It’s fascinating (and encouraging) to see Pennsylvania residents using the new right-to-know law and trying to make it work for them.
Demetra Stamus of Carbon County tried something interesting when she appealed the county’s denial of 911 audiotapes and other records related to a car crash in which her brother died.
As part of her appeal, she noted that the right-to-know law indicates that agencies can (my emphasis) release information that falls under an exemption if they believe the public interest in the material “outweighs the interest in non-disclosure.”
She argued that sets up a mandatory test by an agency, as opposed to simply opening the door for an agency to release information that’s exempt from the RTK law. And, she said, Carbon County didn’t do the test.
She lost; the open records office “does not find this argument persuasive,” it wrote in denying her appeal on May 1. It continued, “The OOR cannot compel the county to undertake a discretionary exercise.”
So, agencies can apply that test, but they don’t have to (my emphasis again).
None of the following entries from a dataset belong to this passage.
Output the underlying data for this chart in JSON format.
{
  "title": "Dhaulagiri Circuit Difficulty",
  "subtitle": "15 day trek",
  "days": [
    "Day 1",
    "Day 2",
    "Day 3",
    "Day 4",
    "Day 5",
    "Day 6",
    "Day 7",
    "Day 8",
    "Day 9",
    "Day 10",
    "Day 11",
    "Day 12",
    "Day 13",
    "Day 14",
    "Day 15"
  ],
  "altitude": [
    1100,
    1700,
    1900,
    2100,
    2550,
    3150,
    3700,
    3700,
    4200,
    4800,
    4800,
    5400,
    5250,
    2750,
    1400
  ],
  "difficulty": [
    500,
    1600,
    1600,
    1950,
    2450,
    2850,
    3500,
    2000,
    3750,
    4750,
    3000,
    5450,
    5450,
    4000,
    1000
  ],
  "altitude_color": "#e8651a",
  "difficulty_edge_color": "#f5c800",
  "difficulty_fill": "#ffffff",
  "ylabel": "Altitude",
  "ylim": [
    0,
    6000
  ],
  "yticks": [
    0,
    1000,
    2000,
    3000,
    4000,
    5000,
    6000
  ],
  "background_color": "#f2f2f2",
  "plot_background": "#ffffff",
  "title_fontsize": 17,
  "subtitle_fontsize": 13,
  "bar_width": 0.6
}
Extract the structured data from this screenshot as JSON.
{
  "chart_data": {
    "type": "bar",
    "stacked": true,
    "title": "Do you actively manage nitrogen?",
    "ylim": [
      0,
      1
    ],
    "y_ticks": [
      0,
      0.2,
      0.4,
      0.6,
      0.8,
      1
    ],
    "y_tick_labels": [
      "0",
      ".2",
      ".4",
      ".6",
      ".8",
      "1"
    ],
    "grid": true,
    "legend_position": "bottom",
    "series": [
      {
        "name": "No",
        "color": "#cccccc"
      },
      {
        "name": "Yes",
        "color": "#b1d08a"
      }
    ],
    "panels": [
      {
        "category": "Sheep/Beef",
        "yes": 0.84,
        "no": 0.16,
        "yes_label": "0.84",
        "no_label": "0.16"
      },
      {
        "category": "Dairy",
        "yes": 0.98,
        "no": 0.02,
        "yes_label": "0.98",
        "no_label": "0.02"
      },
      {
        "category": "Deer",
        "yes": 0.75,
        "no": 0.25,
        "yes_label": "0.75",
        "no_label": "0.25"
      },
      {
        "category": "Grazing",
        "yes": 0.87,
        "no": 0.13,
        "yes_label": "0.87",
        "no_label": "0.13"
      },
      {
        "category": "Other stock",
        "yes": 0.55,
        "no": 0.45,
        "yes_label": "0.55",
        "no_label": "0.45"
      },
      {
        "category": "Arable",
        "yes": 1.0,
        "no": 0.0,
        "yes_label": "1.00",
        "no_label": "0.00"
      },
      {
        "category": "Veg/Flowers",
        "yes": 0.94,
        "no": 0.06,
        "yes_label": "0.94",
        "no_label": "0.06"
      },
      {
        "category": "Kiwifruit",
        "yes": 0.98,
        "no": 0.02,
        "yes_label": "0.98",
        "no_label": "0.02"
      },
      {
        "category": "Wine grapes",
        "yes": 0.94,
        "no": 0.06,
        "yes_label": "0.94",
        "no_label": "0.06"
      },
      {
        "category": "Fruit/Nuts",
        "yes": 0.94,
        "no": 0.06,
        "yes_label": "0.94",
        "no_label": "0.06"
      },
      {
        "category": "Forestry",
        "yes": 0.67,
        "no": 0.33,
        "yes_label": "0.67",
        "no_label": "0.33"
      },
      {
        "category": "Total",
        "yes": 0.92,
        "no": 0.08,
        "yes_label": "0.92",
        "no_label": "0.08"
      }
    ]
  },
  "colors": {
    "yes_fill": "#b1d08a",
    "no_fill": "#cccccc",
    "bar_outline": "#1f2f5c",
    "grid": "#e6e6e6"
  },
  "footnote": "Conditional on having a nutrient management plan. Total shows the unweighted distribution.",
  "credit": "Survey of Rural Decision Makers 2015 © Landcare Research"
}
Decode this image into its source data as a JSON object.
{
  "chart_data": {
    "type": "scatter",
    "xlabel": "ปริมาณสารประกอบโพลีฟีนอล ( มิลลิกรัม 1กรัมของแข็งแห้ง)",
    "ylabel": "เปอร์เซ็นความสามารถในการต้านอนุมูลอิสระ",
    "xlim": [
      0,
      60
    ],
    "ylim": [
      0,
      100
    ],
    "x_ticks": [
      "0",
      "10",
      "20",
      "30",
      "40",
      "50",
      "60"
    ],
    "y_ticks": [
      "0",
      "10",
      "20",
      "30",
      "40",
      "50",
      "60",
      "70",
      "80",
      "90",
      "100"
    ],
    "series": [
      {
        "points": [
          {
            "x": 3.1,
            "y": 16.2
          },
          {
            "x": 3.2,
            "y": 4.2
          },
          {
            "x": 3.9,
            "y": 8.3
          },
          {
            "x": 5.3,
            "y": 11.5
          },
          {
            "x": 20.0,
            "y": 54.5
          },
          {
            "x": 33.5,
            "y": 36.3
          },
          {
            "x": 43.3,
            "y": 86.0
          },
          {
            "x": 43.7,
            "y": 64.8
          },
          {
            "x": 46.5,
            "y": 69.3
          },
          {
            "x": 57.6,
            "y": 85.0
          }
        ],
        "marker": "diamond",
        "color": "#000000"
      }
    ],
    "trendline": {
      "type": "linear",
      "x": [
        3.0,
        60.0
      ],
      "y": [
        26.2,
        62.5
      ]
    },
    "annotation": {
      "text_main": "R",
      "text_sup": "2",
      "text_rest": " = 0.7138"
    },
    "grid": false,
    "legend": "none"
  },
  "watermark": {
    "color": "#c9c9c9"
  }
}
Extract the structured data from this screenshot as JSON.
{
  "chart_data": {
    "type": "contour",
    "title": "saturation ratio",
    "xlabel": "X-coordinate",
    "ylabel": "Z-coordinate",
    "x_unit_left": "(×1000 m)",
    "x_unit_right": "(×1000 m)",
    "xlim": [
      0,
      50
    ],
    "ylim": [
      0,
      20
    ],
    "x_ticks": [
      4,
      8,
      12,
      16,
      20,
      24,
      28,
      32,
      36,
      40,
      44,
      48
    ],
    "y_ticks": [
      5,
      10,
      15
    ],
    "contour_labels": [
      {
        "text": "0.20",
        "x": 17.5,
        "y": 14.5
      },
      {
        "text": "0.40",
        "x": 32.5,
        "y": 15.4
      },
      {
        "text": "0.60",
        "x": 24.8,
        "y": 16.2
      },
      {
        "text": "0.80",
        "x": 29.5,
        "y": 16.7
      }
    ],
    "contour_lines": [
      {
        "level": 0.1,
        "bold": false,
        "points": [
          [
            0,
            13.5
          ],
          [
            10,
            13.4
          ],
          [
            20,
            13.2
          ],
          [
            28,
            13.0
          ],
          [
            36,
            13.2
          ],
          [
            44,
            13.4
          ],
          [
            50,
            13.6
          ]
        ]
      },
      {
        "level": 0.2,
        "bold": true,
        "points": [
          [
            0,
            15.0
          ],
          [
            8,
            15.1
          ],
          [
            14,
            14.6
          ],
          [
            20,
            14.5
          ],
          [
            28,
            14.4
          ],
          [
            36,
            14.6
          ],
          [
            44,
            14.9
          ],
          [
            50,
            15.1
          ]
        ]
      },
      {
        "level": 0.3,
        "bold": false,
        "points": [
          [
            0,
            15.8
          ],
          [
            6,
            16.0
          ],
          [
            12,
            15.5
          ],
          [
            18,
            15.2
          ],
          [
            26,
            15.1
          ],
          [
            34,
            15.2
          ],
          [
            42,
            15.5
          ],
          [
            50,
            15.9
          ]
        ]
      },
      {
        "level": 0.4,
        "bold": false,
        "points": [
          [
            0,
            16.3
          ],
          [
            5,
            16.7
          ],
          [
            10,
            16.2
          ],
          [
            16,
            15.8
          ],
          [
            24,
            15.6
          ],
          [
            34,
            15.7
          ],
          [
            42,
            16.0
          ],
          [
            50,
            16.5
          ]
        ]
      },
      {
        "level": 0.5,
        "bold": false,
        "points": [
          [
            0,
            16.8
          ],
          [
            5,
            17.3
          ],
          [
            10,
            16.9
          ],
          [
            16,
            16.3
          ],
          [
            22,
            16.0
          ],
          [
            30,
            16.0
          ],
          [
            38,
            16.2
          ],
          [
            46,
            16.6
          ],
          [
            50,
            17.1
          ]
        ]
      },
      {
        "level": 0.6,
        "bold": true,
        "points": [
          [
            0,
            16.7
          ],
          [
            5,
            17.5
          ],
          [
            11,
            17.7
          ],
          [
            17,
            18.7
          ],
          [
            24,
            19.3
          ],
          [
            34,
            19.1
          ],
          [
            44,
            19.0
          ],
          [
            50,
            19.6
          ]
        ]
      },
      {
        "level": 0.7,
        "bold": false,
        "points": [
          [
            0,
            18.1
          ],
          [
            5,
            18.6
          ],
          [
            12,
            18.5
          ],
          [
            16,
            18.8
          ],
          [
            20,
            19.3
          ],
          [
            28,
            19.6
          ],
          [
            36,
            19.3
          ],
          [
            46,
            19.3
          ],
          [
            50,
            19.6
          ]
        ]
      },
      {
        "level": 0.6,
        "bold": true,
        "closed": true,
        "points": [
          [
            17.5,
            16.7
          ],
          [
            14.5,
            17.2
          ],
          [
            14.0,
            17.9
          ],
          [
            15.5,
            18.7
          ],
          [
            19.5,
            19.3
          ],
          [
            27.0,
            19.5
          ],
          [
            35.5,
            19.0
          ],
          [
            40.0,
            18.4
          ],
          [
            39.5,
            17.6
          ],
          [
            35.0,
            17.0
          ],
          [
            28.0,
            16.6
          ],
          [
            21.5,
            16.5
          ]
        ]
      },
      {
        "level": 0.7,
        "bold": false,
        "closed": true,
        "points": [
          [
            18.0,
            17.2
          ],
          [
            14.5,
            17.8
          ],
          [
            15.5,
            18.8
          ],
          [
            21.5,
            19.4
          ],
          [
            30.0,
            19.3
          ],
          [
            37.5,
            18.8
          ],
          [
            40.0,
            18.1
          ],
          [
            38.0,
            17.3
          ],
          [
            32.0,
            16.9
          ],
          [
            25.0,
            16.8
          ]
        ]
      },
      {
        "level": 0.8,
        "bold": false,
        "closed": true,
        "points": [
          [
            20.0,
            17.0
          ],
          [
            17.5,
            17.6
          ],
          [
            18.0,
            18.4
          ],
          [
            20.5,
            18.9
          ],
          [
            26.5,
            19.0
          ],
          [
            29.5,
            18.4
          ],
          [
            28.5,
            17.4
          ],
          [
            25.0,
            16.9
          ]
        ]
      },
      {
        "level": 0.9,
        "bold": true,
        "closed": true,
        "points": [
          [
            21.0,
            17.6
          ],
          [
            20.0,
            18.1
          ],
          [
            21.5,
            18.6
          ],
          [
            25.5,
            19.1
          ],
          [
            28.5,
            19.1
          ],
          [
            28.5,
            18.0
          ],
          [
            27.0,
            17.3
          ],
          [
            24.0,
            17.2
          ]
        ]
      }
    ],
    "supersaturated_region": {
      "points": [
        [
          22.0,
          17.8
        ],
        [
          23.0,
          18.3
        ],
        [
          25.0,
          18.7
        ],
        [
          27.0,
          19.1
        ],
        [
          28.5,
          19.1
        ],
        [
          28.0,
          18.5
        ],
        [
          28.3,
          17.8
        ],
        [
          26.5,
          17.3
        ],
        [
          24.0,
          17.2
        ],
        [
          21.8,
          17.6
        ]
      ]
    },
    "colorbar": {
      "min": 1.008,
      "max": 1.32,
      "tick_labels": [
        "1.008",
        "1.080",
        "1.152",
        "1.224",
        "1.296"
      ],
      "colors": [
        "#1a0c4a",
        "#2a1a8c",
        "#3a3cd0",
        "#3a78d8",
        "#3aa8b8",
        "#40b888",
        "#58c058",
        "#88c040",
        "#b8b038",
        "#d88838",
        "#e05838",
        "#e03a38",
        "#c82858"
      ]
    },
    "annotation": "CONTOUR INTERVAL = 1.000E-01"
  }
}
It’s tough to argue that agencies should be mandated to do the test every time they issue a denial; but it also is hard to fathom that any agency would voluntarily give up information that it didn’t have to (they seem to work hard enough as it is to try to keep public information private).
You would like to think, however, that if the public benefit outweighed the need to keep information private, an agency would release the information. Guess we’ll have to just wait and see.